Há sempre quem pergunte como adquiri ciência tão bonita. Cito livros e nomes que me vêm à cabeça: São Cipriano, Fausto, Madonna, Eusébio, Aristóteles, Nostradamus, Marilyn, Livro dos Mortos e outros famosos em qualquer área. A Filó lê. As amigas dela leem. De início, trazia alguns jornais para ela e amigas dela. Hoje, trago um monte de jornais e deixo na portaria do edifício. Toda a gente compra. Todas as filós passam a gabar esta minha ciência. Só Carmita Brasileiro, boquinha tronchuda como traseiro depenado de galinha gorda, é que não vai com a coisa. Que o pastor diz que isso é coisa do demônio. Nem fala comigo e foge de mim com medo de que algum satanás, saltitando dos meus olhos, lhe salpique, com lama sensual, a saia evangélica quatro dedos abaixo do joelho, bem medidos pelo pastor.

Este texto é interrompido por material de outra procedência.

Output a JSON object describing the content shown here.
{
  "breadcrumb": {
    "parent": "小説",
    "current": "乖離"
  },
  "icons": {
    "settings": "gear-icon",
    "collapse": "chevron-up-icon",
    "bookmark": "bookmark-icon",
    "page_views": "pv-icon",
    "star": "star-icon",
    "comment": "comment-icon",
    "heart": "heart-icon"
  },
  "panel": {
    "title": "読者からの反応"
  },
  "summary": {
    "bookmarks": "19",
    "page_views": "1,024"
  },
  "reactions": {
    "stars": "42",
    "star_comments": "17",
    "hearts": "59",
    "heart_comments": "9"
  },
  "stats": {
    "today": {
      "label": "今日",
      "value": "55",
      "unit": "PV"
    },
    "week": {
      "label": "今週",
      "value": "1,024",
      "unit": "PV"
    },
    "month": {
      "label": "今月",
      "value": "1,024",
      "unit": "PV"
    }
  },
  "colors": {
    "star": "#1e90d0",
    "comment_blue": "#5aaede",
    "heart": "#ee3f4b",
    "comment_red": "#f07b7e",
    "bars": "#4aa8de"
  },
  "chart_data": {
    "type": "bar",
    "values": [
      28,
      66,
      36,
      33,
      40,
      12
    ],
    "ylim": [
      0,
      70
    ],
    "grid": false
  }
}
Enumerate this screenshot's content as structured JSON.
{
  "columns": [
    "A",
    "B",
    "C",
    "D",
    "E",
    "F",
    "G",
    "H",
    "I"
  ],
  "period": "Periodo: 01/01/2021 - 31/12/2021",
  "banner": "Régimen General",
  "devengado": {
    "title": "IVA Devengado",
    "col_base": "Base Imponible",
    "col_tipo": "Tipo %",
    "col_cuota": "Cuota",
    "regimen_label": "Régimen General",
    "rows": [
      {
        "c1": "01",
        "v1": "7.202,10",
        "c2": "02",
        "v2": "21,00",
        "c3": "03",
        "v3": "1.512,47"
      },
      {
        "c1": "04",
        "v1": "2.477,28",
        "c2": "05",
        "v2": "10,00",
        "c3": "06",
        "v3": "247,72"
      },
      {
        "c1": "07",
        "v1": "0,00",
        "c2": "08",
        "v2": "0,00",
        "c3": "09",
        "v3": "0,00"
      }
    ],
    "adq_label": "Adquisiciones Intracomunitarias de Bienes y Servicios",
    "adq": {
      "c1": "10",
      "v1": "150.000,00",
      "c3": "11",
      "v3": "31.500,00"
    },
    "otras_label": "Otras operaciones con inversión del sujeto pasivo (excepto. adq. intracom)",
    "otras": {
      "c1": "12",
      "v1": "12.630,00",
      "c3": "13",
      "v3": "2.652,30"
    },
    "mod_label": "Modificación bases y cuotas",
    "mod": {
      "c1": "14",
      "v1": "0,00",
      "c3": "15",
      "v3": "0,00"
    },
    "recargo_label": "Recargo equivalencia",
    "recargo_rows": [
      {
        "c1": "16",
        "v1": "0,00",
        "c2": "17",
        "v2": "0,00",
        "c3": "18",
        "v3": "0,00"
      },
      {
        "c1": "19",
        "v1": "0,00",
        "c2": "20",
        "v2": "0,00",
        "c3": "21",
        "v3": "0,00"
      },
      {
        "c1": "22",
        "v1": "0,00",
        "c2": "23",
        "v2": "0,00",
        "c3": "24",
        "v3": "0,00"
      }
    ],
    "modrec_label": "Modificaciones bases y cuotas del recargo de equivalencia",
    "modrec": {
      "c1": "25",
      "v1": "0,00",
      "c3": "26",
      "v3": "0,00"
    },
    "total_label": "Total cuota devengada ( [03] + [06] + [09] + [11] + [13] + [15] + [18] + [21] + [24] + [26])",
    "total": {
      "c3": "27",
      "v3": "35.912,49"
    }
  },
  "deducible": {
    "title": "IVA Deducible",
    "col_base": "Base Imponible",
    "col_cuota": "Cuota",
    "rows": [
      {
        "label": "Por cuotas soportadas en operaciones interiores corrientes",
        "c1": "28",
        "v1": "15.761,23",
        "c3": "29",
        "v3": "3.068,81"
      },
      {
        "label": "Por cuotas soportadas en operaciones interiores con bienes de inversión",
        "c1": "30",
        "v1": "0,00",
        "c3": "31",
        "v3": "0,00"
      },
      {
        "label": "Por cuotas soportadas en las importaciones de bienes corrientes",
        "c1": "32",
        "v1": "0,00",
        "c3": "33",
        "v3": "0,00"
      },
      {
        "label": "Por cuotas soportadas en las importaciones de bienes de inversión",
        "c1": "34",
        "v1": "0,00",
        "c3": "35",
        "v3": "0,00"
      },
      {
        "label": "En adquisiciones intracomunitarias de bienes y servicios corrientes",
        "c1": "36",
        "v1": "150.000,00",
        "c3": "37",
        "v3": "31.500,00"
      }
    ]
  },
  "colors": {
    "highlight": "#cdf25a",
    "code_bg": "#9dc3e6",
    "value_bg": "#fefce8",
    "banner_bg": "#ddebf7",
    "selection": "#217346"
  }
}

Ao primo Esteves, que me inveja e é fiscal da receita federal, explico-lhe que aprendi a coisa, lendo num livro antigo, escrito em latim (aprendi latinadas quando fui sacrista) por um frade das arábias que viveu milénios antes de Cristo, o que o deixa meio atarantado e muito confuso, silabando: frade... latim ... milénios antes de Cristo. Assim escapo da pata leonina do imposto.

Mais. Breve vou ter coluna diária sobre horóscopos no melhor diário da capital. Receberei o salário de três mínimos mas vou lutar para ganhar também os meus vinte mil reaizinhos que é tanto quanto ganham as beijoqueiras nenês das aromadas novelas das sete. Já estou colecionando as frases bonitas de vejas épocas cordéis; um pastor da universal me disse que segunda-feira é o dia em que o demônio mais abusa do corpo das mulheres, devido ao desgaste machista com o futol dominical. Por isso os horóscopos de segunda-feira devem ser temperados com as tretas diabólicas. Espero que meus novos horóscopos sejam coisa de arromba! Nem me toco com as críticas dos invejosos por estar a ganhar dinheiro com uma das três profissões mais baratas do mundo. Seja! As outras duas - ser pastor da universal e fazer reportagens de futol - não rendem tanto.

Enfim, estou contente com a profissão. Sucesso aos montes. Até me compraram ao Paulo Coelho. Para a malta da gazeta sou o chico coelho dos signos.